When will it end? Anybody’s guess. Time to go electric.

AAA said that the volatile crude prices coupled with the supply/demand dynamic will likely continue to keep upward pressure on gas prices. “The oil market is a lot like the stock market and we’ve seen the stock market all over the place,” Gross said.

“Driving habits haven’t seemed to change so that’s something to keep your eye on over the next few weeks and months,” he added. “With these higher prices, at what point will people decide I’m going to stay home or I’m going to ride a bike.”

“It’s really an interesting time right now,” he stressed.

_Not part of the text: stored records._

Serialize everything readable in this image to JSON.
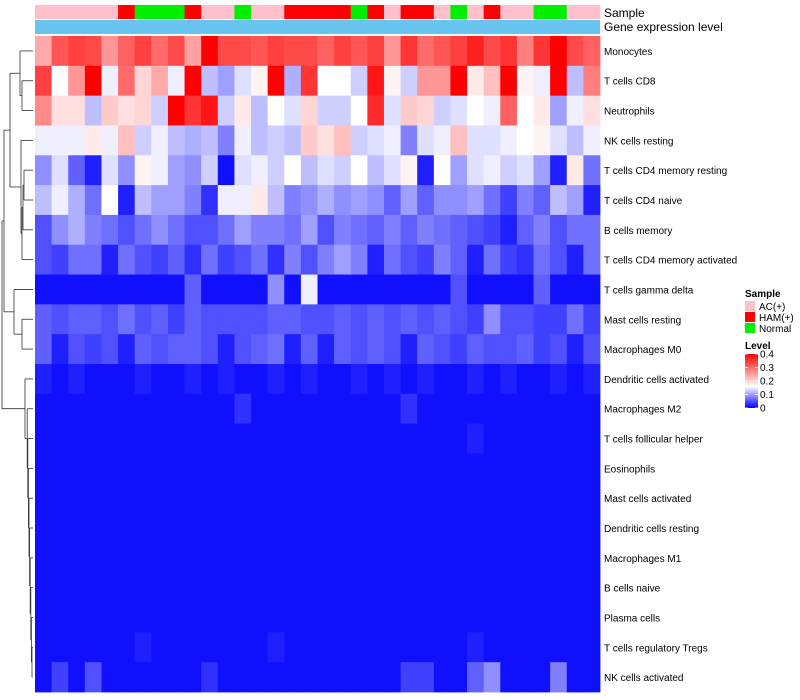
{
  "chart_data": {
    "type": "heatmap",
    "annotation_labels": [
      "Sample",
      "Gene expression level"
    ],
    "rows": [
      "Monocytes",
      "T cells CD8",
      "Neutrophils",
      "NK cells resting",
      "T cells CD4 memory resting",
      "T cells CD4 naive",
      "B cells memory",
      "T cells CD4 memory activated",
      "T cells gamma delta",
      "Mast cells resting",
      "Macrophages M0",
      "Dendritic cells activated",
      "Macrophages M2",
      "T cells follicular helper",
      "Eosinophils",
      "Mast cells activated",
      "Dendritic cells resting",
      "Macrophages M1",
      "B cells naive",
      "Plasma cells",
      "T cells regulatory  Tregs",
      "NK cells activated"
    ],
    "sample_groups": [
      "AC(+)",
      "AC(+)",
      "AC(+)",
      "AC(+)",
      "AC(+)",
      "HAM(+)",
      "Normal",
      "Normal",
      "Normal",
      "HAM(+)",
      "AC(+)",
      "AC(+)",
      "Normal",
      "AC(+)",
      "AC(+)",
      "HAM(+)",
      "HAM(+)",
      "HAM(+)",
      "HAM(+)",
      "Normal",
      "HAM(+)",
      "AC(+)",
      "HAM(+)",
      "HAM(+)",
      "AC(+)",
      "Normal",
      "AC(+)",
      "HAM(+)",
      "AC(+)",
      "AC(+)",
      "Normal",
      "Normal",
      "AC(+)",
      "AC(+)"
    ],
    "values": [
      [
        0.24,
        0.32,
        0.34,
        0.33,
        0.26,
        0.31,
        0.34,
        0.3,
        0.33,
        0.25,
        0.42,
        0.33,
        0.33,
        0.32,
        0.34,
        0.33,
        0.33,
        0.31,
        0.34,
        0.32,
        0.34,
        0.26,
        0.35,
        0.3,
        0.32,
        0.34,
        0.37,
        0.33,
        0.35,
        0.28,
        0.35,
        0.44,
        0.33,
        0.31
      ],
      [
        0.34,
        0.16,
        0.26,
        0.46,
        0.15,
        0.3,
        0.2,
        0.24,
        0.15,
        0.43,
        0.12,
        0.1,
        0.14,
        0.17,
        0.41,
        0.11,
        0.35,
        0.16,
        0.16,
        0.13,
        0.38,
        0.17,
        0.13,
        0.26,
        0.26,
        0.44,
        0.18,
        0.22,
        0.4,
        0.17,
        0.15,
        0.44,
        0.12,
        0.28
      ],
      [
        0.27,
        0.19,
        0.19,
        0.12,
        0.21,
        0.19,
        0.2,
        0.13,
        0.43,
        0.35,
        0.38,
        0.13,
        0.18,
        0.12,
        0.16,
        0.14,
        0.2,
        0.13,
        0.13,
        0.16,
        0.36,
        0.14,
        0.21,
        0.2,
        0.13,
        0.14,
        0.16,
        0.15,
        0.31,
        0.16,
        0.18,
        0.1,
        0.15,
        0.19
      ],
      [
        0.15,
        0.15,
        0.15,
        0.18,
        0.15,
        0.22,
        0.13,
        0.15,
        0.12,
        0.11,
        0.12,
        0.08,
        0.15,
        0.12,
        0.13,
        0.12,
        0.21,
        0.19,
        0.22,
        0.13,
        0.14,
        0.15,
        0.08,
        0.14,
        0.15,
        0.22,
        0.14,
        0.14,
        0.15,
        0.16,
        0.17,
        0.14,
        0.12,
        0.15
      ],
      [
        0.09,
        0.14,
        0.06,
        0.02,
        0.14,
        0.09,
        0.17,
        0.15,
        0.1,
        0.09,
        0.13,
        0.01,
        0.14,
        0.15,
        0.13,
        0.16,
        0.12,
        0.14,
        0.13,
        0.16,
        0.12,
        0.14,
        0.17,
        0.02,
        0.16,
        0.1,
        0.14,
        0.15,
        0.13,
        0.14,
        0.1,
        0.02,
        0.18,
        0.07
      ],
      [
        0.12,
        0.15,
        0.11,
        0.07,
        0.16,
        0.02,
        0.12,
        0.1,
        0.1,
        0.08,
        0.03,
        0.15,
        0.15,
        0.18,
        0.12,
        0.08,
        0.09,
        0.11,
        0.09,
        0.1,
        0.09,
        0.06,
        0.1,
        0.06,
        0.09,
        0.09,
        0.1,
        0.07,
        0.04,
        0.08,
        0.06,
        0.12,
        0.1,
        0.02
      ],
      [
        0.05,
        0.09,
        0.11,
        0.08,
        0.07,
        0.05,
        0.07,
        0.09,
        0.07,
        0.05,
        0.05,
        0.07,
        0.1,
        0.08,
        0.08,
        0.07,
        0.1,
        0.05,
        0.08,
        0.07,
        0.06,
        0.08,
        0.06,
        0.08,
        0.07,
        0.06,
        0.05,
        0.04,
        0.02,
        0.06,
        0.08,
        0.05,
        0.07,
        0.07
      ],
      [
        0.05,
        0.04,
        0.07,
        0.07,
        0.02,
        0.07,
        0.05,
        0.04,
        0.06,
        0.03,
        0.07,
        0.04,
        0.05,
        0.07,
        0.03,
        0.08,
        0.05,
        0.08,
        0.1,
        0.08,
        0.02,
        0.07,
        0.05,
        0.04,
        0.08,
        0.06,
        0.02,
        0.07,
        0.04,
        0.03,
        0.07,
        0.05,
        0.02,
        0.07
      ],
      [
        0.01,
        0.01,
        0.01,
        0.01,
        0.01,
        0.01,
        0.01,
        0.01,
        0.01,
        0.06,
        0.01,
        0.01,
        0.01,
        0.01,
        0.09,
        0.01,
        0.15,
        0.01,
        0.01,
        0.01,
        0.01,
        0.01,
        0.01,
        0.01,
        0.01,
        0.05,
        0.01,
        0.01,
        0.01,
        0.01,
        0.06,
        0.01,
        0.01,
        0.01
      ],
      [
        0.06,
        0.05,
        0.06,
        0.06,
        0.05,
        0.07,
        0.05,
        0.06,
        0.04,
        0.06,
        0.05,
        0.05,
        0.05,
        0.05,
        0.06,
        0.06,
        0.05,
        0.05,
        0.06,
        0.05,
        0.06,
        0.05,
        0.06,
        0.05,
        0.06,
        0.05,
        0.04,
        0.09,
        0.05,
        0.05,
        0.04,
        0.04,
        0.07,
        0.04
      ],
      [
        0.06,
        0.02,
        0.05,
        0.04,
        0.05,
        0.02,
        0.06,
        0.05,
        0.06,
        0.06,
        0.05,
        0.02,
        0.05,
        0.06,
        0.07,
        0.02,
        0.06,
        0.02,
        0.06,
        0.05,
        0.06,
        0.05,
        0.02,
        0.06,
        0.05,
        0.04,
        0.06,
        0.05,
        0.05,
        0.06,
        0.04,
        0.05,
        0.02,
        0.05
      ],
      [
        0.02,
        0.01,
        0.02,
        0.01,
        0.01,
        0.01,
        0.02,
        0.01,
        0.01,
        0.02,
        0.01,
        0.02,
        0.01,
        0.01,
        0.02,
        0.01,
        0.02,
        0.01,
        0.01,
        0.02,
        0.01,
        0.02,
        0.01,
        0.02,
        0.01,
        0.01,
        0.02,
        0.01,
        0.02,
        0.01,
        0.01,
        0.02,
        0.01,
        0.02
      ],
      [
        0.01,
        0.01,
        0.01,
        0.01,
        0.01,
        0.01,
        0.01,
        0.01,
        0.01,
        0.01,
        0.01,
        0.01,
        0.03,
        0.01,
        0.01,
        0.01,
        0.01,
        0.01,
        0.01,
        0.01,
        0.01,
        0.01,
        0.03,
        0.01,
        0.01,
        0.01,
        0.01,
        0.01,
        0.01,
        0.01,
        0.01,
        0.01,
        0.01,
        0.01
      ],
      [
        0.01,
        0.01,
        0.01,
        0.01,
        0.01,
        0.01,
        0.01,
        0.01,
        0.01,
        0.01,
        0.01,
        0.01,
        0.01,
        0.01,
        0.01,
        0.01,
        0.01,
        0.01,
        0.01,
        0.01,
        0.01,
        0.01,
        0.01,
        0.01,
        0.01,
        0.01,
        0.02,
        0.01,
        0.01,
        0.01,
        0.01,
        0.01,
        0.01,
        0.01
      ],
      [
        0.01,
        0.01,
        0.01,
        0.01,
        0.01,
        0.01,
        0.01,
        0.01,
        0.01,
        0.01,
        0.01,
        0.01,
        0.01,
        0.01,
        0.01,
        0.01,
        0.01,
        0.01,
        0.01,
        0.01,
        0.01,
        0.01,
        0.01,
        0.01,
        0.01,
        0.01,
        0.01,
        0.01,
        0.01,
        0.01,
        0.01,
        0.01,
        0.01,
        0.01
      ],
      [
        0.01,
        0.01,
        0.01,
        0.01,
        0.01,
        0.01,
        0.01,
        0.01,
        0.01,
        0.01,
        0.01,
        0.01,
        0.01,
        0.01,
        0.01,
        0.01,
        0.01,
        0.01,
        0.01,
        0.01,
        0.01,
        0.01,
        0.01,
        0.01,
        0.01,
        0.01,
        0.01,
        0.01,
        0.01,
        0.01,
        0.01,
        0.01,
        0.01,
        0.01
      ],
      [
        0.01,
        0.01,
        0.01,
        0.01,
        0.01,
        0.01,
        0.01,
        0.01,
        0.01,
        0.01,
        0.01,
        0.01,
        0.01,
        0.01,
        0.01,
        0.01,
        0.01,
        0.01,
        0.01,
        0.01,
        0.01,
        0.01,
        0.01,
        0.01,
        0.01,
        0.01,
        0.01,
        0.01,
        0.01,
        0.01,
        0.01,
        0.01,
        0.01,
        0.01
      ],
      [
        0.01,
        0.01,
        0.01,
        0.01,
        0.01,
        0.01,
        0.01,
        0.01,
        0.01,
        0.01,
        0.01,
        0.01,
        0.01,
        0.01,
        0.01,
        0.01,
        0.01,
        0.01,
        0.01,
        0.01,
        0.01,
        0.01,
        0.01,
        0.01,
        0.01,
        0.01,
        0.01,
        0.01,
        0.01,
        0.01,
        0.01,
        0.01,
        0.01,
        0.01
      ],
      [
        0.01,
        0.01,
        0.01,
        0.01,
        0.01,
        0.01,
        0.01,
        0.01,
        0.01,
        0.01,
        0.01,
        0.01,
        0.01,
        0.01,
        0.01,
        0.01,
        0.01,
        0.01,
        0.01,
        0.01,
        0.01,
        0.01,
        0.01,
        0.01,
        0.01,
        0.01,
        0.01,
        0.01,
        0.01,
        0.01,
        0.01,
        0.01,
        0.01,
        0.01
      ],
      [
        0.01,
        0.01,
        0.01,
        0.01,
        0.01,
        0.01,
        0.01,
        0.01,
        0.01,
        0.01,
        0.01,
        0.01,
        0.01,
        0.01,
        0.01,
        0.01,
        0.01,
        0.01,
        0.01,
        0.01,
        0.01,
        0.01,
        0.01,
        0.01,
        0.01,
        0.01,
        0.01,
        0.01,
        0.01,
        0.01,
        0.01,
        0.01,
        0.01,
        0.01
      ],
      [
        0.01,
        0.01,
        0.01,
        0.01,
        0.01,
        0.01,
        0.02,
        0.01,
        0.01,
        0.01,
        0.01,
        0.01,
        0.01,
        0.01,
        0.02,
        0.01,
        0.01,
        0.01,
        0.01,
        0.01,
        0.01,
        0.01,
        0.01,
        0.01,
        0.01,
        0.01,
        0.02,
        0.01,
        0.01,
        0.01,
        0.01,
        0.01,
        0.01,
        0.01
      ],
      [
        0.01,
        0.04,
        0.01,
        0.05,
        0.01,
        0.01,
        0.01,
        0.01,
        0.01,
        0.01,
        0.03,
        0.01,
        0.01,
        0.01,
        0.01,
        0.01,
        0.01,
        0.01,
        0.01,
        0.01,
        0.01,
        0.01,
        0.04,
        0.04,
        0.01,
        0.01,
        0.06,
        0.09,
        0.01,
        0.01,
        0.01,
        0.08,
        0.01,
        0.01
      ]
    ],
    "legend": {
      "sample_title": "Sample",
      "sample_entries": [
        {
          "label": "AC(+)",
          "color": "#ffc0cb"
        },
        {
          "label": "HAM(+)",
          "color": "#ff0000"
        },
        {
          "label": "Normal",
          "color": "#00ee00"
        }
      ],
      "level_title": "Level",
      "level_ticks": [
        "0.4",
        "0.3",
        "0.2",
        "0.1",
        "0"
      ],
      "level_range": [
        0,
        0.4
      ]
    },
    "colors": {
      "low": "#0000ff",
      "mid": "#ffffff",
      "high": "#ff0000",
      "midpoint": 0.16,
      "expression_bar": "#69c5f0"
    }
  }
}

“I think a lot of people are probably looking at electric vehicles a lot more seriously now,” Gross added.

How to save on gas

If you are still planning to hit the road, there are ways to shield yourself somewhat from soaring prices at the pump. Consumer savings expert Andrea Woroch has these tips:

  • Monitor prices. Powerful, easy-to-use apps such as GasBuddy, Gas Guru and AAA TripTik will find the cheapest price per gallon — savings can add up to hundreds of dollars a year.
  • Use cash. Price per gallon can typically be up to 15 cents cheaper using cash than per gallon for credit card transactions. Pay with cash — and bring a lot.
  • Have a travel strategy. Carpooling, ride shares using sites such as ZimRide, RideJoy or eRideShare.com, Woroch can help. Order online and look for free delivery to cut the cost of getting groceries, takeout and other daily essentials.
  • Sign up for loyalty programs. In addition, loyalty programs, which many major gas station chains have, can help offset the price at the pump. Some grocery store chains may also offer cents-per-gallon rewards. For example, Kroger and Shop & Stop give fuel points for every $1 spent on groceries, which can be redeemed at participating gas stations.